In your test suite, you typically want to have an neutral starting state across all your tests. For experiments, this means all subjects are out of all experiments. You then opt a particular subject into a particular bucket for any experiment as your test requires.

Experimental ships with support to do this in a number of popular test frameworks. Setup instructions for each framework are in the following sections.

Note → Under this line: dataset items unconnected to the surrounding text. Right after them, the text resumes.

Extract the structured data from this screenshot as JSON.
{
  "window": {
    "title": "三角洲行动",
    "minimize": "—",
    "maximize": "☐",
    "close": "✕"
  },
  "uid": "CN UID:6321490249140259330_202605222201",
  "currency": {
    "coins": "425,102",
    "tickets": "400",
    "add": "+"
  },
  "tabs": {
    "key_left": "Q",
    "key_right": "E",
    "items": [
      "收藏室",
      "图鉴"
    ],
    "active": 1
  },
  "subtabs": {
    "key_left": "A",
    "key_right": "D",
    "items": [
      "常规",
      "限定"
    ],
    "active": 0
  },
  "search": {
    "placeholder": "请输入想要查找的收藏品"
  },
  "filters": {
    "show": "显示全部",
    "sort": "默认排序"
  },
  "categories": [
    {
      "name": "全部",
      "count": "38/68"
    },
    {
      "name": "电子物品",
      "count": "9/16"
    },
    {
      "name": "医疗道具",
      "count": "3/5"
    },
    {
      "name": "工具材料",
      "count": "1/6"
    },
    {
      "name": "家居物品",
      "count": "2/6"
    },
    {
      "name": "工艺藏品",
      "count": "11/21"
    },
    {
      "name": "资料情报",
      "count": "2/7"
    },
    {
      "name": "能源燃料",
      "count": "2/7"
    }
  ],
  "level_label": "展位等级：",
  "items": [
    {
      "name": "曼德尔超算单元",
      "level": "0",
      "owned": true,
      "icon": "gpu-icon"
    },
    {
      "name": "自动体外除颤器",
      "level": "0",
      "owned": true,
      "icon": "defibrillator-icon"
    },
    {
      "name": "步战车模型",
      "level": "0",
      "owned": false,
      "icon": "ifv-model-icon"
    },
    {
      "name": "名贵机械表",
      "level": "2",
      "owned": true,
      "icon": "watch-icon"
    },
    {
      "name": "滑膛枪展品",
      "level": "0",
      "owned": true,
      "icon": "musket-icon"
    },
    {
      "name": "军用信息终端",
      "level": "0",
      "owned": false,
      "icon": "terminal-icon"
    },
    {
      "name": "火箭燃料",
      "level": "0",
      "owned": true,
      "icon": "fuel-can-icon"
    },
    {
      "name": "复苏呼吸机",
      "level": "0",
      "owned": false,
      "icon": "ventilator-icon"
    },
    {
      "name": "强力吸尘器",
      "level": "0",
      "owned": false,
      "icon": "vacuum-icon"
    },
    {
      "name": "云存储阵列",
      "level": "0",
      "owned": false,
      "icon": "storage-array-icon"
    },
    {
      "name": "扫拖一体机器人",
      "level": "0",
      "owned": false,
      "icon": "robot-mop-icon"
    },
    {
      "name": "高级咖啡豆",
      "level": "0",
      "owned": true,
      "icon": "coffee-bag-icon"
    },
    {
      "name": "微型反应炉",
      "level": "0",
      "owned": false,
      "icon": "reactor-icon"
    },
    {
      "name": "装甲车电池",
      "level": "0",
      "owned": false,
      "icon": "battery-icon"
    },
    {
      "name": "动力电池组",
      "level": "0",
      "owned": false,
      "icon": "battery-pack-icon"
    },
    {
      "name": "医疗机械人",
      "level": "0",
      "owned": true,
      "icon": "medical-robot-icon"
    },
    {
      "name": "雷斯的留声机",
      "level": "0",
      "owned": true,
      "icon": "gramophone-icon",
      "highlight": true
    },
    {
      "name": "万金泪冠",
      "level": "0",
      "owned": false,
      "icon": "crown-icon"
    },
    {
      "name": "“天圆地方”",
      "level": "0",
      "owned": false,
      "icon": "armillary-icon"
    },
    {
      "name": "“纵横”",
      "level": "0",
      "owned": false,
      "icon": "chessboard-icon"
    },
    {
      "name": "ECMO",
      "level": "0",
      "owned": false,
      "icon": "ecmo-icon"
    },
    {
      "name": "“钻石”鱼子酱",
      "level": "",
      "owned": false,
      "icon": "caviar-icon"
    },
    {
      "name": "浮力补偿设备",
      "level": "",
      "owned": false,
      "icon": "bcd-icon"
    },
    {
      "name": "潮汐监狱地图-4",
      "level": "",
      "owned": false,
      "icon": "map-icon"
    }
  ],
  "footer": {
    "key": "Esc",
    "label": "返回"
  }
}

Once set up, you can then force a subject into a bucket for an experiment as follows:

set_experimental_bucket(subject, :my_experiment, 1)

If you set the bucket (1 in the above example) to nil, this means set the subject to be out of the experiment (the default state).

Minitest

require 'experimental/test/unit'

class MyTest < Test::Unit::TestCase
  include Experimental::Test::Unit
  ...
end

Note that if you define a setup method, then you must remember to call super (always good practice in general).

RSpec

require 'experimental/test/rspec'

RSpec.configure do |config|
  config.include Experimental::Test::RSpec
end

Cucumber

require 'experimental/test/cucumber'

Developer Workflow

Experiments can be defined in config/experimental.yml Running the rake task rake experimental:sync will load those experiments under 'in_code' into the database and set removed_at timestamp for those under 'removed'

You will likely want to automate the running of rake experimental:sync by adding to your deploy file.

Capistrano

In config/deploy.rb:

Create a namespace to run the task:

namespace :database do
  desc "Sync experiments"
  task :sync_from_app, roles: :db, only: { primary: true } do
    run "cd #{current_path} && RAILS_ENV=#{rails_env} bundle exec rake experimental:sync"
  end
end

Include that in the deploy:default task:

namespace :deploy do
  #...
  task :default do
    begin
      update_code
      migrate
      database.sync_from_app
      restart
    #...
    end
  end
end

Admin created experiments

The purpose of Admin created experiments are for experiments that will flow through to another system, such as an email provider. They likely start with a known string and are dynamically sent in code. Otherwise, Admin created experiments will do nothing as there is no code attached to them.